> For the complete documentation index, see [llms.txt](https://book.bsdcn.org/llms.txt). Markdown versions of documentation pages are available by appending `.md` to page URLs; this page is available as [Markdown](https://book.bsdcn.org/openbsd/install-and-configure/basics.md).

# OpenBSD 基础

## Synopsis

本章介绍 OpenBSD 的基本概念与管理工具，讲解如何管理用户与组、控制文件权限、配置 shell 环境、操作进程、管理服务以及处理已安装的软件。
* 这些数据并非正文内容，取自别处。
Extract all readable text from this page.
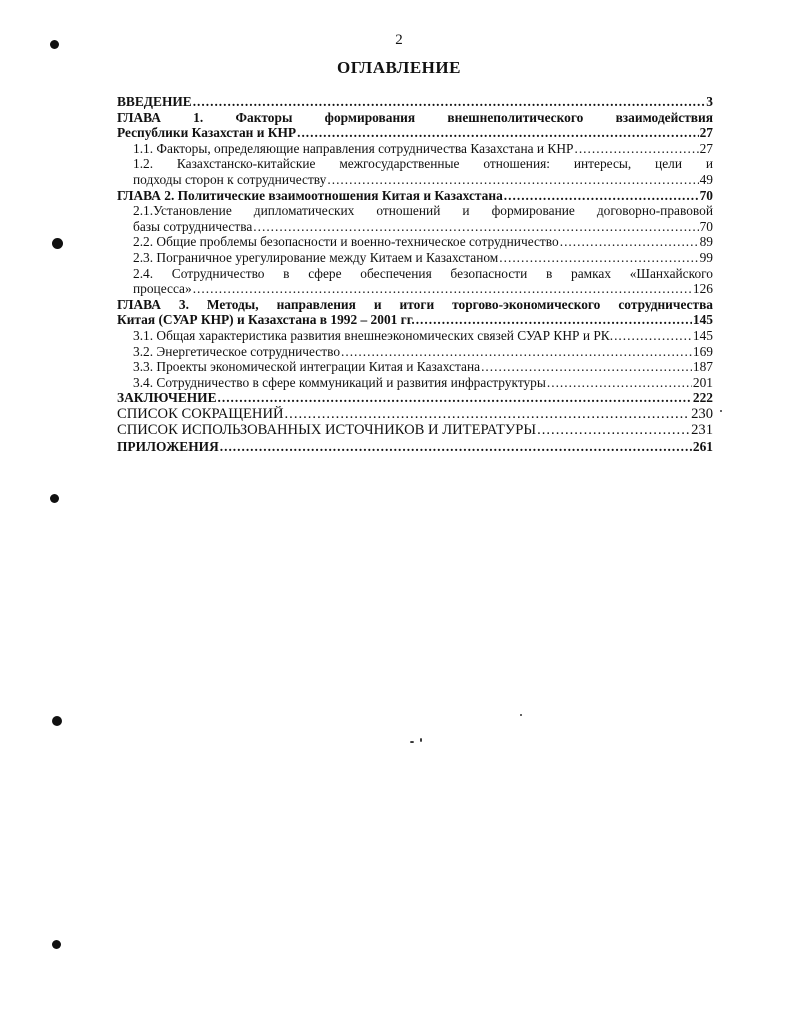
2
ОГЛАВЛЕНИЕ
ВВЕДЕНИЕ .....	3
ГЛАВА 1. Факторы формирования внешнеполитического взаимодействия
Республики Казахстан и КНР .....	27
1.1. Факторы, определяющие направления сотрудничества Казахстана и КНР .....	27
1.2. Казахстанско-китайские межгосударственные отношения: интересы, цели и
подходы сторон к сотрудничеству .....	49
ГЛАВА 2. Политические взаимоотношения Китая и Казахстана .....	70
2.1.Установление дипломатических отношений и формирование договорно-правовой
базы сотрудничества .....	70
2.2. Общие проблемы безопасности и военно-техническое сотрудничество .....	89
2.3. Пограничное урегулирование между Китаем и Казахстаном .....	99
2.4. Сотрудничество в сфере обеспечения безопасности в рамках «Шанхайского
процесса» .....	126
ГЛАВА 3. Методы, направления и итоги торгово-экономического сотрудничества
Китая (СУАР КНР) и Казахстана в 1992 – 2001 гг. .....	145
3.1. Общая характеристика развития внешнеэкономических связей СУАР КНР и РК. .....	145
3.2. Энергетическое сотрудничество .....	169
3.3. Проекты экономической интеграции Китая и Казахстана .....	187
3.4. Сотрудничество в сфере коммуникаций и развития инфраструктуры .....	201
ЗАКЛЮЧЕНИЕ .....	222
СПИСОК СОКРАЩЕНИЙ .....	230
СПИСОК ИСПОЛЬЗОВАННЫХ ИСТОЧНИКОВ И ЛИТЕРАТУРЫ .....	231
ПРИЛОЖЕНИЯ .....	261
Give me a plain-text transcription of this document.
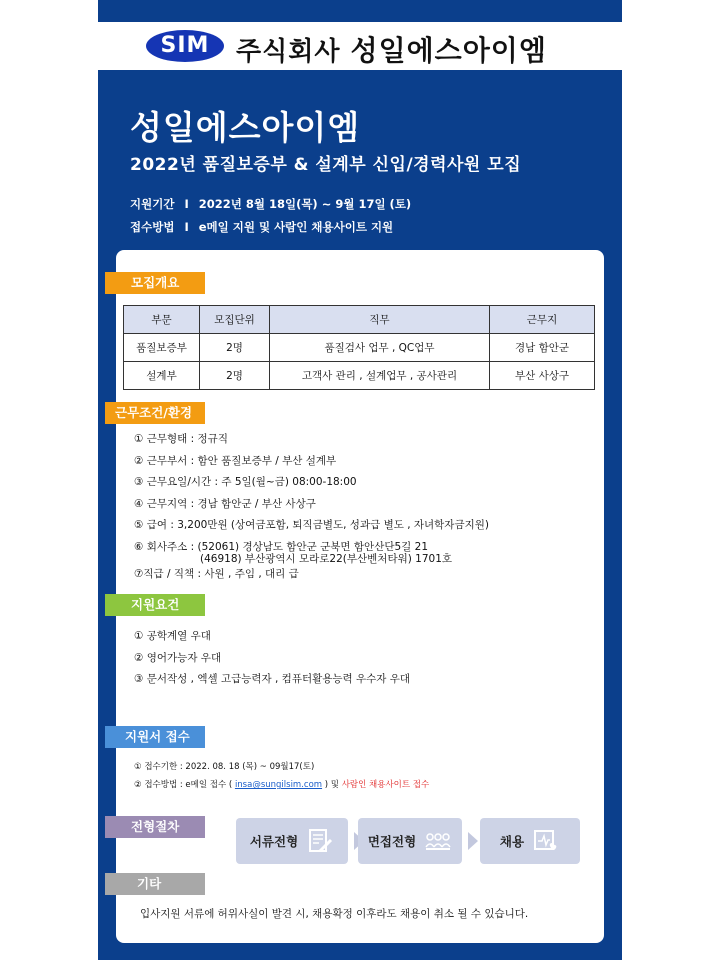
SIM	주식회사 성일에스아이엠
성일에스아이엠
2022년 품질보증부 & 설계부 신입/경력사원 모집
지원기간 I 2022년 8월 18일(목) ~ 9월 17일 (토)
접수방법 I e메일 지원 및 사람인 채용사이트 지원
모집개요
부문	모집단위	직무	근무지
품질보증부	2명	품질검사 업무 , QC업무	경남 함안군
설계부	2명	고객사 관리 , 설계업무 , 공사관리	부산 사상구
근무조건/환경
① 근무형태 : 정규직
② 근무부서 : 함안 품질보증부 / 부산 설계부
③ 근무요일/시간 : 주 5일(월~금) 08:00-18:00
④ 근무지역 : 경남 함안군 / 부산 사상구
⑤ 급여 : 3,200만원 (상여금포함, 퇴직금별도, 성과급 별도 , 자녀학자금지원)
⑥ 회사주소 : (52061) 경상남도 함안군 군북면 함안산단5길 21
(46918) 부산광역시 모라로22(부산벤처타워) 1701호
⑦직급 / 직책 : 사원 , 주임 , 대리 급
지원요건
① 공학계열 우대
② 영어가능자 우대
③ 문서작성 , 엑셀 고급능력자 , 컴퓨터활용능력 우수자 우대
지원서 접수
① 접수기한 : 2022. 08. 18 (목) ~ 09월17(토)
② 접수방법 : e메일 접수 ( insa@sungilsim.com ) 및 사람인 채용사이트 접수
전형절차
서류전형	면접전형	채용
기타
입사지원 서류에 허위사실이 발견 시, 채용확정 이후라도 채용이 취소 될 수 있습니다.
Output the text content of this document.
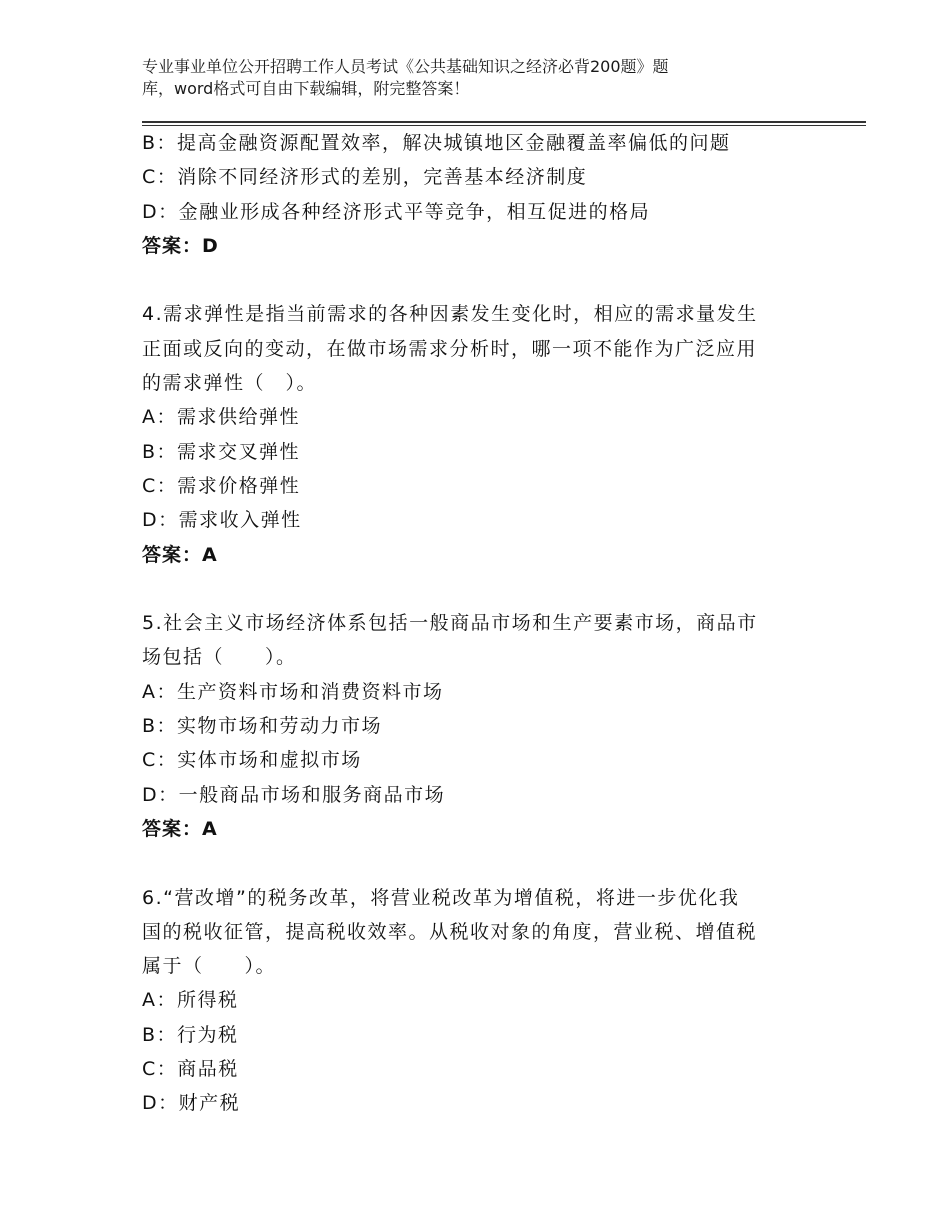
专业事业单位公开招聘工作人员考试《公共基础知识之经济必背200题》题
库，word格式可自由下载编辑，附完整答案！
B：提高金融资源配置效率，解决城镇地区金融覆盖率偏低的问题
C：消除不同经济形式的差别，完善基本经济制度
D：金融业形成各种经济形式平等竞争，相互促进的格局
答案：D
4.需求弹性是指当前需求的各种因素发生变化时，相应的需求量发生
正面或反向的变动，在做市场需求分析时，哪一项不能作为广泛应用
的需求弹性（　）。
A：需求供给弹性
B：需求交叉弹性
C：需求价格弹性
D：需求收入弹性
答案：A
5.社会主义市场经济体系包括一般商品市场和生产要素市场，商品市
场包括（　　）。
A：生产资料市场和消费资料市场
B：实物市场和劳动力市场
C：实体市场和虚拟市场
D：一般商品市场和服务商品市场
答案：A
6.“营改增”的税务改革，将营业税改革为增值税，将进一步优化我
国的税收征管，提高税收效率。从税收对象的角度，营业税、增值税
属于（　　）。
A：所得税
B：行为税
C：商品税
D：财产税
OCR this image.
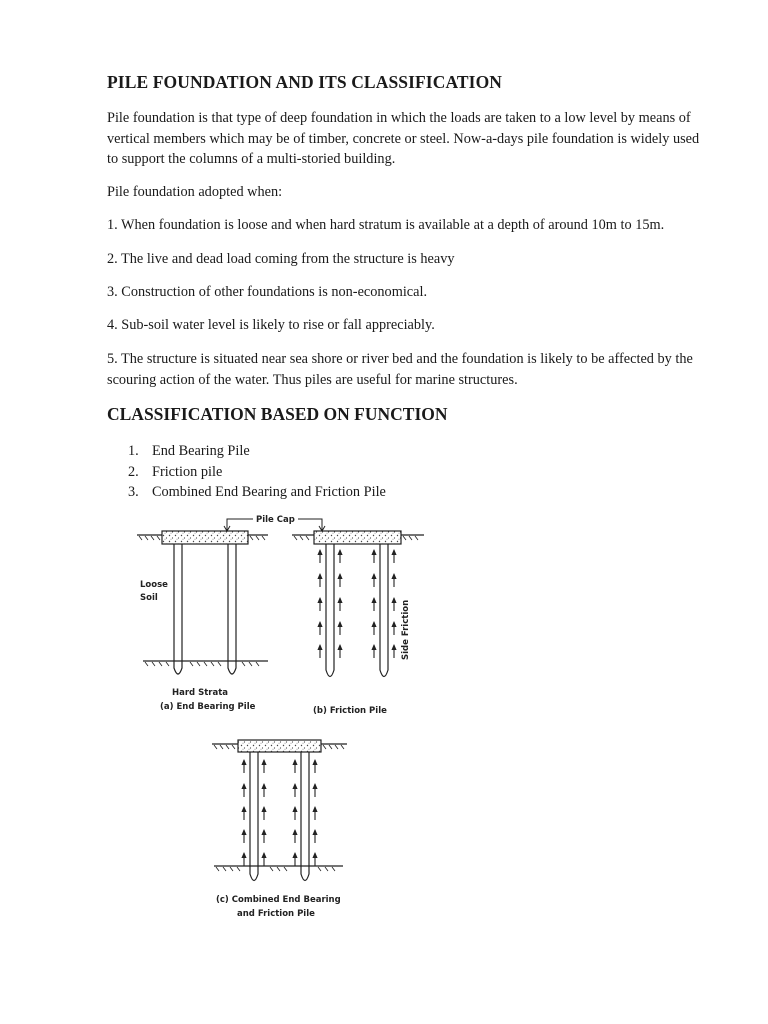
PILE FOUNDATION AND ITS CLASSIFICATION
Pile foundation is that type of deep foundation in which the loads are taken to a low level by means of vertical members which may be of timber, concrete or steel. Now-a-days pile foundation is widely used to support the columns of a multi-storied building.
Pile foundation adopted when:
1. When foundation is loose and when hard stratum is available at a depth of around 10m to 15m.
2. The live and dead load coming from the structure is heavy
3. Construction of other foundations is non-economical.
4. Sub-soil water level is likely to rise or fall appreciably.
5. The structure is situated near sea shore or river bed and the foundation is likely to be affected by the scouring action of the water. Thus piles are useful for marine structures.
CLASSIFICATION BASED ON FUNCTION
1. End Bearing Pile
2. Friction pile
3. Combined End Bearing and Friction Pile
Loose
Soil
Hard Strata
(a) End Bearing Pile
Pile Cap
Side Friction
(b) Friction Pile
(c) Combined End Bearing
and Friction Pile
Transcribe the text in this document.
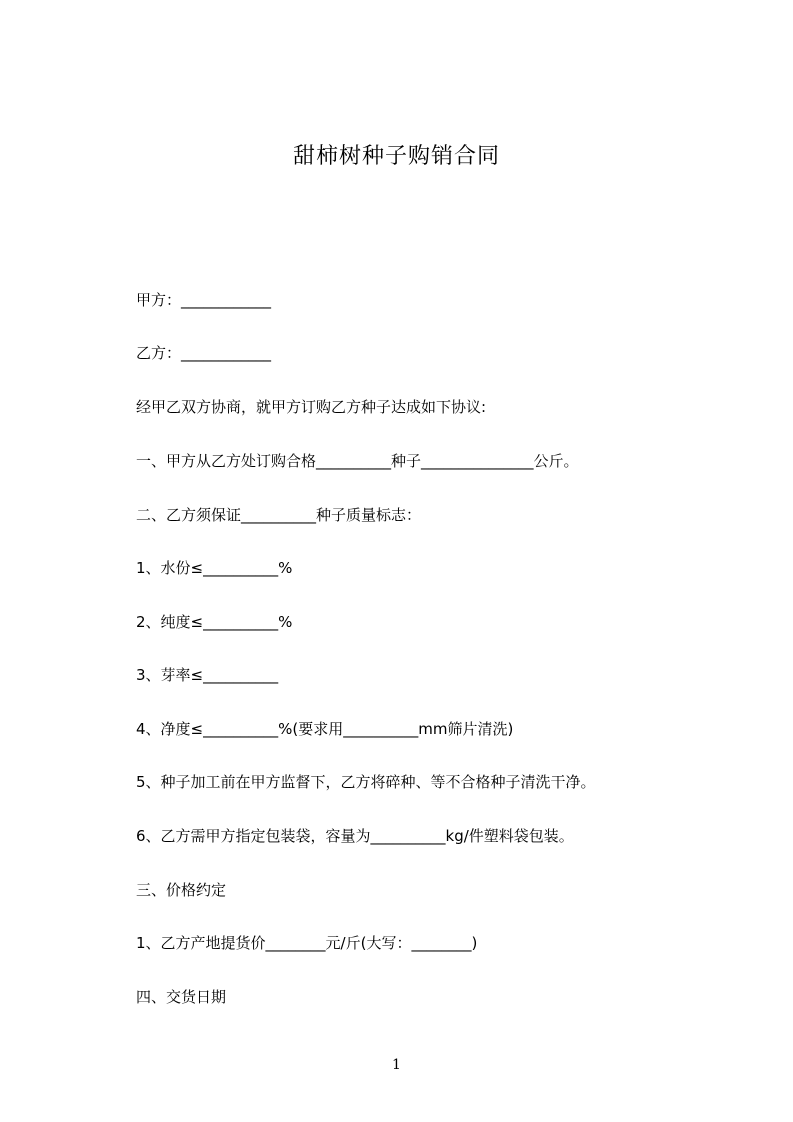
甜柿树种子购销合同
甲方：____________
乙方：____________
经甲乙双方协商，就甲方订购乙方种子达成如下协议:
一、甲方从乙方处订购合格__________种子_______________公斤。
二、乙方须保证__________种子质量标志：
1、水份≤__________%
2、纯度≤__________%
3、芽率≤__________
4、净度≤__________%(要求用__________mm筛片清洗)
5、种子加工前在甲方监督下，乙方将碎种、等不合格种子清洗干净。
6、乙方需甲方指定包装袋，容量为__________kg/件塑料袋包装。
三、价格约定
1、乙方产地提货价________元/斤(大写：________)
四、交货日期
1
本章还描述重要的约定，并概述 OpenBSD 独有的关键安全设计原则。

## 用户与组管理

OpenBSD 中的用户与组账户为系统资源与服务定义访问控制边界。

### 账户类型

* **Root**（`UID 0`）：超级用户账户，拥有不受限制的访问权限。
* **普通用户**：交互式账户，通常属于 `users` 或 `staff` 等组。
* **系统账户**：非登录账户（例如 `_ntpd`、`_smtp`），使用 **/sbin/nologin** 等受限 shell，由守护进程与系统服务使用。

### 创建用户

交互式创建用户：

```sh
# adduser
```

`adduser(8)` 脚本会提示输入登录名、全名、shell、组与密码。

非交互式创建用户：

```sh
# useradd -m -s /bin/ksh -G wheel alice
# passwd alice
```

* `-m`：创建主目录。
* `-s`：设置 shell（默认为 **/bin/ksh**）。
* `-G`：将用户加入附加组（例如 `wheel`）。

### `wheel` 组

要用 `doas(1)` 或 `su(1)` 执行特权操作，必须属于 `wheel` 组。

**/etc/doas.conf** 示例条目：

```
permit persist :wheel
```

只有 `wheel` 组的用户才能以 root 身份执行命令。

### 查看用户信息

下列命令显示用户账户数据：

```sh
$ id
$ whoami
$ groups
$ getent passwd alice
```

* `id`：显示 UID 与 GID 信息。
* `whoami`：显示当前用户名。
* `groups`：列出附加组。
* `getent`：从系统数据库获取账户详情。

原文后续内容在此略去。